Epidemiological and interventional research has highlighted sleep as a potentially modifiable risk factor associated with poor physical and mental health. Emerging evidence from (behavioral) genetic research also shows that sleep characteristics are under strong genetic control. With this study we aimed to meta-analyze the literature in this area to quantify the heritability of sleep duration and sleep quality in the general population. We conducted a systematic literature search in five online databases on January 24th 2020. Two authors independently screened 5644 abstracts, and 160 complete articles for the inclusion criteria of twin studies from the general population reporting heritability statistics on sleep duration and/or quality, and written in English. We ultimately included 23 papers (19 independent samples: 45,328 twins between 6 mo and 88 y) for sleep duration, and 13 papers (10 independent samples: 39,020 twins between 16 and 95 y) for sleep quality. Collectively, we showed that 46% of the variability in sleep duration and 44% of the variability in sleep quality is genetically determined. The remaining variation in the sleep characteristics can mostly be attributed to the unique environment the twins experience, although the shared environment seemed to play a role for the variability of childhood sleep duration. Meta-analyzed heritability estimates for sleep duration, however, varied substantially with age (17% infancy, 20-52% childhood, 69% adolescence and 42-45% adulthood) and reporter (8% parent-report, 38-52% self-report). Heritability estimates for actigraphic and Polysomnography (PSG)-estimated sleep were based on few small samples, warranting more research. Our findings highlight the importance of considering genetic influences when aiming to understand the underlying mechanisms contributing to the trajectories of sleep patterns across the lifespan.

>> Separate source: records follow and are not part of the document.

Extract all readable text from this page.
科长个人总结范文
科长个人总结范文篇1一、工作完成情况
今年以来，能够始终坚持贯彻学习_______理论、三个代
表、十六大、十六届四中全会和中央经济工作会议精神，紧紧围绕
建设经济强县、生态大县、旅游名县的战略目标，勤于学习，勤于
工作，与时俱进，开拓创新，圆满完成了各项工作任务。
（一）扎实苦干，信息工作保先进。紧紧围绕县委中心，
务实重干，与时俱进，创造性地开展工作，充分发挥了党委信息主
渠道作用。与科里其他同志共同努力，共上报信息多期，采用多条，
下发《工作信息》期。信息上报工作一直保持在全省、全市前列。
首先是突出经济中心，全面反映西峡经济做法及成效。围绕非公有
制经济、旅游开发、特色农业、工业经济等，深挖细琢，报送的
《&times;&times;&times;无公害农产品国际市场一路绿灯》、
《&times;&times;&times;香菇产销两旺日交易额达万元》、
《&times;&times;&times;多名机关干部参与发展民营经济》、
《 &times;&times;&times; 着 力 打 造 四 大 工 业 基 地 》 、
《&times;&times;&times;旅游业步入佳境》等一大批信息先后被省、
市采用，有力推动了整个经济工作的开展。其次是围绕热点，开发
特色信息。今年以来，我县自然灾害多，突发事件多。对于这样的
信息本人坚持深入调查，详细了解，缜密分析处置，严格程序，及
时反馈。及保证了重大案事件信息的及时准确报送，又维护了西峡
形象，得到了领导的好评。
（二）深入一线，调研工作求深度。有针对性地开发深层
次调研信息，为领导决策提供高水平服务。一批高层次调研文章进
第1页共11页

Sleep characteristics across the lifespan in 1.1 million people from the Netherlands, United Kingdom and United States: a systematic review and meta-analysis.

We aimed to obtain reliable reference charts for sleep duration, estimate the prevalence of sleep complaints across the lifespan and identify risk indicators of poor sleep. Studies were identified through systematic literature search in Embase, Medline and Web of Science (9 August 2019) and through personal contacts. Eligible studies had to be published between 2000 and 2017 with data on sleep assessed with questionnaires including ≥100 participants from the general population. We assembled individual participant data from 200,358 people (aged 1-100 years, 55% female) from 36 studies from the Netherlands, 471,759 people (40-69 years, 55.5% female) from the United Kingdom and 409,617 people (≥18 years, 55.8% female) from the United States. One in four people slept less than age-specific recommendations, but only 5.8% slept outside of the 'acceptable' sleep duration. Among teenagers, 51.5% reported total sleep times (TST) of less than the recommended 8-10 h and 18% report daytime sleepiness. In adults (≥18 years), poor sleep quality (13.3%) and insomnia symptoms (9.6-19.4%) were more prevalent than short sleep duration (6.5% with TST < 6 h). Insomnia symptoms were most frequent in people spending ≥9 h in bed, whereas poor sleep quality was more frequent in those spending <6 h in bed. TST was similar across countries, but insomnia symptoms were 1.5-2.9 times higher in the United States. Women (≥41 years) reported sleeping shorter times or slightly less efficiently than men, whereas with actigraphy they were estimated to sleep longer and more efficiently than man. This study provides age- and sex-specific population reference charts for sleep duration and efficiency which can help guide personalized advice on sleep length and preventive practices.